Wohnen & Bauen
Mobiliar hat keine Geduld mehr

Bundesplatz-Brache wechselt den Besitzer

So soll es dereinst am Bundesplatz aussehen. (Visualisierung: nightnurse images GmbH) (Bild: nightnurse images GmbH)

Die Brache am Bundesplatz gehört zwei Immobilienunternehmen. Einem davon wird der Rechtsstreit um das geplante Hochhaus zu mühsam und verkauft das Grundstück deshalb.

Das Baugespann am Bundesplatz gehört wohl bald schon so fix zum Luzerner Stadtbild wie der Torbogen oder die Kapellbrücke. Zumindest als Luzerner Einwohner sieht man sich gezwungen, die Brache neben der Langensandbrücke mit Humor zu nehmen. Denn seit Jahren kommt das dort geplante Hochhaus einfach nicht voran.

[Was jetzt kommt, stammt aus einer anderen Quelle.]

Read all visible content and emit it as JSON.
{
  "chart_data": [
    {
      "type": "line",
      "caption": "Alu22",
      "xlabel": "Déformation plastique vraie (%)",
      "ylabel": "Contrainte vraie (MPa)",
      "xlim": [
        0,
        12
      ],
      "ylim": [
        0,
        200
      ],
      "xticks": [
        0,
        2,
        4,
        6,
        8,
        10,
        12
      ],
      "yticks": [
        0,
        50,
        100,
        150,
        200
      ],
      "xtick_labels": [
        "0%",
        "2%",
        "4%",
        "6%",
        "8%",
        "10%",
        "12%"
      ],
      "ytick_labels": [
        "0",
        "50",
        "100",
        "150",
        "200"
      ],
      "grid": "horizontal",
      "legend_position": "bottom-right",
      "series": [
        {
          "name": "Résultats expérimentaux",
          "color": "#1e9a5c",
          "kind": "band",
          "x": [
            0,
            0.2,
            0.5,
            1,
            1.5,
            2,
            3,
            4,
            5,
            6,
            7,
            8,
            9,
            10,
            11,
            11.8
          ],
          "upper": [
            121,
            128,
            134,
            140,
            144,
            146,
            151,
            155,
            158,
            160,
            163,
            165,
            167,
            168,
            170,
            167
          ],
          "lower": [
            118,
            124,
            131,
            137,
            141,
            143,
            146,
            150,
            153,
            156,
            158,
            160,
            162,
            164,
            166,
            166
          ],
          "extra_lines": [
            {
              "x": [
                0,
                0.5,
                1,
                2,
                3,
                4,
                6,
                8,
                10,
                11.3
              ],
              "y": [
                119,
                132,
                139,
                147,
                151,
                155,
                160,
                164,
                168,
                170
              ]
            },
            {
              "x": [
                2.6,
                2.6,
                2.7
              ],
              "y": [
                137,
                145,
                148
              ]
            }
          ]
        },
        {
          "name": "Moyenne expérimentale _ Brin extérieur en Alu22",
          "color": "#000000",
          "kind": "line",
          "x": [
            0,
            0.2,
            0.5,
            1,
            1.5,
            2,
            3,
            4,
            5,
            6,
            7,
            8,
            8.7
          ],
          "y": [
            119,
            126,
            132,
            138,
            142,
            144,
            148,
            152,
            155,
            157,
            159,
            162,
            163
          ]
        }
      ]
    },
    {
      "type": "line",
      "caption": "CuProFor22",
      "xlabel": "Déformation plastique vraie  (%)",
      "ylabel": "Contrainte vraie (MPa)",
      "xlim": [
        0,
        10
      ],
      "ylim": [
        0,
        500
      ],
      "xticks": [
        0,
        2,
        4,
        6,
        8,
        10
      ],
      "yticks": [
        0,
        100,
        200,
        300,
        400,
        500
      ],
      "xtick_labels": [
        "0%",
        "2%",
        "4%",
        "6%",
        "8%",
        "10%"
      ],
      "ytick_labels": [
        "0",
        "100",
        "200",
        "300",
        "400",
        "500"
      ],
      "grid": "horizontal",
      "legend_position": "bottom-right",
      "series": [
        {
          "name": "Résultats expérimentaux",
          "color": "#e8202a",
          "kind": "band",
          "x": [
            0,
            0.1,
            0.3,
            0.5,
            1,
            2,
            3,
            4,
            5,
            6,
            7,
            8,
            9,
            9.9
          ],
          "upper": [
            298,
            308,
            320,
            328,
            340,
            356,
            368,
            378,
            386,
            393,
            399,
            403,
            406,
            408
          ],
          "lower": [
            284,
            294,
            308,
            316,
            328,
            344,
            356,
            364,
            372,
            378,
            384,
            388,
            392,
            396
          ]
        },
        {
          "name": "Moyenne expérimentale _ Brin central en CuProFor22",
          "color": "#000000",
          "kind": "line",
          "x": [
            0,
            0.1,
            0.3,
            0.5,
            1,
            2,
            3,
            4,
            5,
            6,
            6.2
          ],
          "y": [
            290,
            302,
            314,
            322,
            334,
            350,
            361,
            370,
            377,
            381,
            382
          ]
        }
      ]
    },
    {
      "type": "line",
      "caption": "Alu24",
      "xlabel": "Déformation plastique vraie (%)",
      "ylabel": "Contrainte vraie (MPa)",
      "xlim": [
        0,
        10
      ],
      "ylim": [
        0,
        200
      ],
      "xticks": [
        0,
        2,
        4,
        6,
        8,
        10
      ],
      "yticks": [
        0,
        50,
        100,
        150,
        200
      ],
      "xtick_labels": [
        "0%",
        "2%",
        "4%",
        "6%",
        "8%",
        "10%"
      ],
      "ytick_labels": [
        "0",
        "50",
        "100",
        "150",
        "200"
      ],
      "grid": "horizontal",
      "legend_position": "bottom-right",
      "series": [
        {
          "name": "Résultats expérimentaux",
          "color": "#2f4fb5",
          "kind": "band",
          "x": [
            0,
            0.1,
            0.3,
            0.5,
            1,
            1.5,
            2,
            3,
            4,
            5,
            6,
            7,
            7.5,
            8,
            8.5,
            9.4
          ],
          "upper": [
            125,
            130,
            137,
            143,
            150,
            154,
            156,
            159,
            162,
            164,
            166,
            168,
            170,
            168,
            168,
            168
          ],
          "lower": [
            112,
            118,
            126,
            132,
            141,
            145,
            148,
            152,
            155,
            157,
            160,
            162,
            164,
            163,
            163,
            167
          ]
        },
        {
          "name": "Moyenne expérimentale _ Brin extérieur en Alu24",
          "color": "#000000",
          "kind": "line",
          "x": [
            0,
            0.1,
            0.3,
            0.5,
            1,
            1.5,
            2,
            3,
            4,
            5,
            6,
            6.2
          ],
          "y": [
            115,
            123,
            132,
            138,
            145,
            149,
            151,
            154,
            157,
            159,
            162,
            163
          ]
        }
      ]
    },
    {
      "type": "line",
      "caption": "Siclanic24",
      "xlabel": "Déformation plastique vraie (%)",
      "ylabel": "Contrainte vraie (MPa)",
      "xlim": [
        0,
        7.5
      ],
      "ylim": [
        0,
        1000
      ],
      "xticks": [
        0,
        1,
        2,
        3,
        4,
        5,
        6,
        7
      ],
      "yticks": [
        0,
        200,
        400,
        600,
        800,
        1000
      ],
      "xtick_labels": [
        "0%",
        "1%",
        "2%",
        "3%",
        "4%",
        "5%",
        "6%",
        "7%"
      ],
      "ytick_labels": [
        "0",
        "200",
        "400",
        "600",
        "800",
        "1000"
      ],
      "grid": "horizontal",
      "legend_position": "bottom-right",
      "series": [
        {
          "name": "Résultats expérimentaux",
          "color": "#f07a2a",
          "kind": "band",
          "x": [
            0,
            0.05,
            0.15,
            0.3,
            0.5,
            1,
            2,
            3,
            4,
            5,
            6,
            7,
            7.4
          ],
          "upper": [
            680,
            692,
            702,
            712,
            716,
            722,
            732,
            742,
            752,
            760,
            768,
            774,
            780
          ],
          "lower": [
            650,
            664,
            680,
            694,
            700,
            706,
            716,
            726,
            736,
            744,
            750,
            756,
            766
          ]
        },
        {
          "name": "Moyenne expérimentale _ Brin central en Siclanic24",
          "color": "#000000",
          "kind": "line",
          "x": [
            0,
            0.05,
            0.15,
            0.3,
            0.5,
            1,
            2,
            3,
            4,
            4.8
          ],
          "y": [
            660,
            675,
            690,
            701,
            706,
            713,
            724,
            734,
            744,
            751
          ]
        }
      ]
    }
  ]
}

Weniger lustig ist die Angelegenheit hingegen für die beteiligten Immobilienunternehmen. Denn die ständigen Verzögerungen kosten Geld. Das Hochhaus entsteht auf zwei Parzellen, die unterschiedlichen Firmen gehören. Einerseits der HRS Real Estate AG, anderseits der Mobiliar Asset Management AG, dem Immobilien-Teil der Mobiliar-Versicherung. Das Hochhaus haben die zwei Firmen als Partnerinnen geplant.

Mobiliar hat keine Geduld mehr

Doch die Mobiliar hat nun offenbar die Geduld verloren. Sie verkauft ihr Grundstück an die HRS Real Estate, wie Letztere in einer Mitteilung kommuniziert. «Bei der zuständigen Fondsleitung seitens Mobiliar gab die lange Dauer bis zur rechtlichen Klärung den Ausschlag für den Verkauf.»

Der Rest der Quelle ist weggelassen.